Knowledge Distillation
Knowledge distillation (KD) is like teaching a smaller, less experienced student how to solve problems by learning from a more knowledgeable teacher. Think of it as a wise, experienced chef—the teacher model—helping a junior apprentice—the student model—learn complex cooking techniques. KD effectively enhances LM’s performance through:
- Initial fine-tuning of both large and small LMs;
- Identification of attribute-level performance gaps;
- Generation of supplementary training data from larger models;
- Targeted attribute-specific improvements.
In our attribute extraction process, we carefully select attributes where this "knowledge transfer" can be most effective. We look for specific attributes where:
- The teacher model shows significantly better performance than the student model;
- The teacher model achieves high precision;
- The student model struggles with recall.
To ensure we're truly improving the student model, we have a simple rule: we only choose attributes where the student isn't already doing a great job. If the student model is already performing well across accuracy, precision, and recall, we leave that attribute alone. This approach helps us focus on areas with the most room for improvement.

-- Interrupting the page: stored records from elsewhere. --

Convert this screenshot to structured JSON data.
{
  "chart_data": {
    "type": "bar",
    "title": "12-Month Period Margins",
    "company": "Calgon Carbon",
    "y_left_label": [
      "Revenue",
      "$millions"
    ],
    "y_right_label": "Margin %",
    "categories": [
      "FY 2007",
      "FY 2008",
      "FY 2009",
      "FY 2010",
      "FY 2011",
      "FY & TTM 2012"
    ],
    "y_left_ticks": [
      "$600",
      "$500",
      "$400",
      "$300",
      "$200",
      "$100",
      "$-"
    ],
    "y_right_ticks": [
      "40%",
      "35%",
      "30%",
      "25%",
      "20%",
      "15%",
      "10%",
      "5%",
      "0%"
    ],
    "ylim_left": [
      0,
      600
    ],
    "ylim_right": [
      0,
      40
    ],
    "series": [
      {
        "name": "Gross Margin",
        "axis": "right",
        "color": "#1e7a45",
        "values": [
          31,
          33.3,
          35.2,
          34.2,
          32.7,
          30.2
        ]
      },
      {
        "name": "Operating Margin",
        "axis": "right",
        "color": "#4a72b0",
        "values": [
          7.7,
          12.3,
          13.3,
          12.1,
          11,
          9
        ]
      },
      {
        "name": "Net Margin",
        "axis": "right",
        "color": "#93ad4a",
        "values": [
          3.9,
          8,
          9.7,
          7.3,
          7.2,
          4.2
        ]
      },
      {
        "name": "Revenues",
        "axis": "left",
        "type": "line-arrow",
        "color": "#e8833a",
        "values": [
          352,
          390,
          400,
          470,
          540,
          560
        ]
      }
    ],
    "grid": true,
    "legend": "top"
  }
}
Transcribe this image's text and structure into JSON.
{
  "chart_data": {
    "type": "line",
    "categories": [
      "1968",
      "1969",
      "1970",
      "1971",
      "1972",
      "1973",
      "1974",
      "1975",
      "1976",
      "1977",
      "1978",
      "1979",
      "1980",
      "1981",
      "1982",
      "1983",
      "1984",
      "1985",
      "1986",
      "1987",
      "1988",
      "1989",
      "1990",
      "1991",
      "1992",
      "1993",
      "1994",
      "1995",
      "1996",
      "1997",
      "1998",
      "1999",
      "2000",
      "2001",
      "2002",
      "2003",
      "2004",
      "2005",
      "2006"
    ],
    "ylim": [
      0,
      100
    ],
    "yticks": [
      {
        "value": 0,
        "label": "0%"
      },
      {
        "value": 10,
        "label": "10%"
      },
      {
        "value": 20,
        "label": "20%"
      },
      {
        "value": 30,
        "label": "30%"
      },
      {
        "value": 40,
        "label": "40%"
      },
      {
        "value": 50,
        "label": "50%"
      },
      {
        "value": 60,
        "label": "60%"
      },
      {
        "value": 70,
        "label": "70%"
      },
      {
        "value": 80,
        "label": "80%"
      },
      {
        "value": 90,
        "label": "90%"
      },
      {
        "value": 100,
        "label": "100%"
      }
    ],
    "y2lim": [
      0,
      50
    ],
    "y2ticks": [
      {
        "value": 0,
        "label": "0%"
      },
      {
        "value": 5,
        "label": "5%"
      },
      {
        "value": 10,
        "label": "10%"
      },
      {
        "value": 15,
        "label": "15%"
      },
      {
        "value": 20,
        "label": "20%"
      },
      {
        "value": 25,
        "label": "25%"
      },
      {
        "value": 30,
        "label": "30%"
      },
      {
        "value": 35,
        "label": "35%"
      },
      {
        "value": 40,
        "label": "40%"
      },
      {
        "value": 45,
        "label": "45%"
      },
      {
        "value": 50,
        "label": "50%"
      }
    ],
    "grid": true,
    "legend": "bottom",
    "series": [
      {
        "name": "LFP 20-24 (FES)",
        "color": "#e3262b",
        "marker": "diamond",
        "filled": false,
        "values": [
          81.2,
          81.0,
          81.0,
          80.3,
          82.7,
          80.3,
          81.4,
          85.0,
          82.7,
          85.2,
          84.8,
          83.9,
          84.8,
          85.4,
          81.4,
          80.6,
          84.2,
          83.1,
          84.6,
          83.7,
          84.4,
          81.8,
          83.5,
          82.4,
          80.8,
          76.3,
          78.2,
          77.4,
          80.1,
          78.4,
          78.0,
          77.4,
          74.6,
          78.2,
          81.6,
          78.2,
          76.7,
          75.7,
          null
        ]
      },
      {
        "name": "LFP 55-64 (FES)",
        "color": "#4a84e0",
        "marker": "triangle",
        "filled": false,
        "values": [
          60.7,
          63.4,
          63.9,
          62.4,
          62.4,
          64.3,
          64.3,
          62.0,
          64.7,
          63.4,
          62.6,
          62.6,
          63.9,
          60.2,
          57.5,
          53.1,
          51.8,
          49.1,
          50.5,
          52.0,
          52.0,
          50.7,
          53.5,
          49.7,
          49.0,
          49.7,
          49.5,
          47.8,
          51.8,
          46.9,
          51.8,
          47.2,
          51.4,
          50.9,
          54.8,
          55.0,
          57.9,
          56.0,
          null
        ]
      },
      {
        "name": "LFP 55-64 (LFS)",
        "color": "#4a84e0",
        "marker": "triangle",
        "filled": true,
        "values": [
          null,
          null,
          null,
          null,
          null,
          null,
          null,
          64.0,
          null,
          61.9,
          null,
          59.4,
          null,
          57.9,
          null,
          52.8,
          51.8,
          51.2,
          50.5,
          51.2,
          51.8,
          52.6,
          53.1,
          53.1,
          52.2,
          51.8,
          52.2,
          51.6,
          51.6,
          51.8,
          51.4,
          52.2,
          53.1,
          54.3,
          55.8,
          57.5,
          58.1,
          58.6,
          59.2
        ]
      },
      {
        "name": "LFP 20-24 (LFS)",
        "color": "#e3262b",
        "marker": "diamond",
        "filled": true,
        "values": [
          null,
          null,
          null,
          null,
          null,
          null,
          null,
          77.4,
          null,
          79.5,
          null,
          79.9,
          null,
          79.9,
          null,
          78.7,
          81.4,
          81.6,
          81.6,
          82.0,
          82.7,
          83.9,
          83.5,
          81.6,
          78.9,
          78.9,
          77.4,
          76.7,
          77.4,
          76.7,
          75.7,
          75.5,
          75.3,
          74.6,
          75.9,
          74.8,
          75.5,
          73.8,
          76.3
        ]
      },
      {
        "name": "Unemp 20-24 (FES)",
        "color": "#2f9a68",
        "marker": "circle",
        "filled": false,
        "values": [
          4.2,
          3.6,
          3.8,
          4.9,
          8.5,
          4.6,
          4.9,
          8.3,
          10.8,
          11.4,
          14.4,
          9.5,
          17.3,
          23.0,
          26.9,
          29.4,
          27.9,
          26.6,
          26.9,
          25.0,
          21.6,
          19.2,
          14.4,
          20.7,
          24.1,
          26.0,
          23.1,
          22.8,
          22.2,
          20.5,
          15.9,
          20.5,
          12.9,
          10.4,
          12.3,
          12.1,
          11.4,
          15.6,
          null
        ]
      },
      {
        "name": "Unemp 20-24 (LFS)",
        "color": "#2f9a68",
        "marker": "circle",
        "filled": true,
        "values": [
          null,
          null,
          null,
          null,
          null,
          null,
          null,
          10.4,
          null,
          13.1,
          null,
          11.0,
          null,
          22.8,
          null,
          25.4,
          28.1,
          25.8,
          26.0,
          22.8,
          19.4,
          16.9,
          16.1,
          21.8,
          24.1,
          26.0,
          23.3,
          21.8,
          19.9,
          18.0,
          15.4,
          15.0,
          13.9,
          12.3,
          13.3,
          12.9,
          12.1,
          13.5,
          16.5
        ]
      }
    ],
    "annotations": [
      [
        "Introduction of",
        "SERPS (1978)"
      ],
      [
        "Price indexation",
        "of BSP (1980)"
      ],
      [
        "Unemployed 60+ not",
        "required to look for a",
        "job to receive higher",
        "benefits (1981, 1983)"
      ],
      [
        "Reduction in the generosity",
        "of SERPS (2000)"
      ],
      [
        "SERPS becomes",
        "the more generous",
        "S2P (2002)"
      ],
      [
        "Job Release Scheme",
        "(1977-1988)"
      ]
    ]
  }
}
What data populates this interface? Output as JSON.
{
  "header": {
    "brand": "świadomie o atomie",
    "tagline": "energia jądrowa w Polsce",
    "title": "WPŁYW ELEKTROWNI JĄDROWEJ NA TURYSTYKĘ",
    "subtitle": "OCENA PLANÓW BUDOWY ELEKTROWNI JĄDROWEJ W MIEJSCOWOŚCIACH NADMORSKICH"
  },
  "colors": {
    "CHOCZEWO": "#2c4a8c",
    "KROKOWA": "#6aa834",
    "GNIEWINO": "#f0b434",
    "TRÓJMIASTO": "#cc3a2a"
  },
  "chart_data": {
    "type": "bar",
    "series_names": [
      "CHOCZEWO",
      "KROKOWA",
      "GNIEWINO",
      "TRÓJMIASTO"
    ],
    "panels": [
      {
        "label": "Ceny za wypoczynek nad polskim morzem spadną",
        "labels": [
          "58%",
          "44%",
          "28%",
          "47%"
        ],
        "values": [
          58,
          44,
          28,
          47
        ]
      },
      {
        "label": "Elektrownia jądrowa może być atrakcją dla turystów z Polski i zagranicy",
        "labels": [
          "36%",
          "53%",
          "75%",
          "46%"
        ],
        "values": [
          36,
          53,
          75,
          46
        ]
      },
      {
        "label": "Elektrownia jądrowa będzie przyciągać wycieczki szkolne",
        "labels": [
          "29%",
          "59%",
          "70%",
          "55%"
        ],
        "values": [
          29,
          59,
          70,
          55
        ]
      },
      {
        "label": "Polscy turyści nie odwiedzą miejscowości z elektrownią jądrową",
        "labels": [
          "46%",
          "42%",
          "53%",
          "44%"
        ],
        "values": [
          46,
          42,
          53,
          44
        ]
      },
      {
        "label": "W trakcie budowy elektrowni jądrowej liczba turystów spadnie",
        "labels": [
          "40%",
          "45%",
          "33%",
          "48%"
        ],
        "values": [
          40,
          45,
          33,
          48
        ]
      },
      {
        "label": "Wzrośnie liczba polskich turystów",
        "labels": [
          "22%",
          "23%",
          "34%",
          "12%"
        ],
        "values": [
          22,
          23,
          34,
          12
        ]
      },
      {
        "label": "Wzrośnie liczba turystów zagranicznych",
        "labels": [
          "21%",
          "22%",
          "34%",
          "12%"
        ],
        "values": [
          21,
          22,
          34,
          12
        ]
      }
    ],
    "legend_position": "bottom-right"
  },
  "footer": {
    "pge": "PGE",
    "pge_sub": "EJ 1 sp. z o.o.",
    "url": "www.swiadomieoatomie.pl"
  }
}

The magic of knowledge distillation is that it allows us to create a smaller, faster model that can perform almost as well as the larger, more complex model. It's like teaching a young chef to cook complex dishes using fewer ingredients and simpler techniques, without losing the essence of the original recipe.
Overcoming technical challenges
LLMs present significant computational challenges, which we address through a holistic optimization strategy. Our approach leverages four key techniques that work synergistically to dramatically reduce memory requirements and enable more efficient model training:
- Low-Rank Adaptation (LoRA): By training only a small set of parameters, we reduce gradient complexity and minimize memory overhead. This technique directly supports our goal of using smaller language models more effectively.
- Quantization: Utilize lower-precision numerical representations for storing weights (trained and frozen) to reduce memory requirements, though it might increase training time.
- Gradient Checkpointing: Selectively store and recompute gradients during training to reduce memory usage.
- Flash Attention: Employ memory-efficient attention mechanisms within transformers to decrease memory usage and accelerate training.
These optimization techniques are not standalone solutions, but a carefully orchestrated approach that enables our core strategy: using smaller language models while maintaining high performance. Crucially, these techniques make it possible to limit computation to a single GPU.
Our deliberate choice to restrict training to a single epoch is equally strategic. By limiting training duration, we aim to preserve the foundational knowledge of the base LLM while making fine-tuning more efficient. This approach ensures that we don't overwrite the model's pre-trained general knowledge, instead making targeted, precise improvements for specific tasks.
The result is a pragmatic methodology that democratizes AI development. By focusing on efficiency alongside performance, we’re working to create a system that’s not only accurate but also practical and cost-effective at scale. We're proving that intelligent model optimization can democratize access to advanced AI technologies, making sophisticated machine learning more accessible to researchers and developers with limited resources.
The results and future outlook
By leveraging this multi-agent, multi-task LLM approach, we’ve significantly reduced inaccuracies in our catalog. This translates to a more delightful search experience for our customers, who can now find products with greater ease. Additionally, the automation frees up human resources for more complex tasks.
As LLMs continue to advance, we’re excited about their potential to further revolutionize our operations and provide an even better experience for our customers. The future of retail is here, and it’s powered by AI.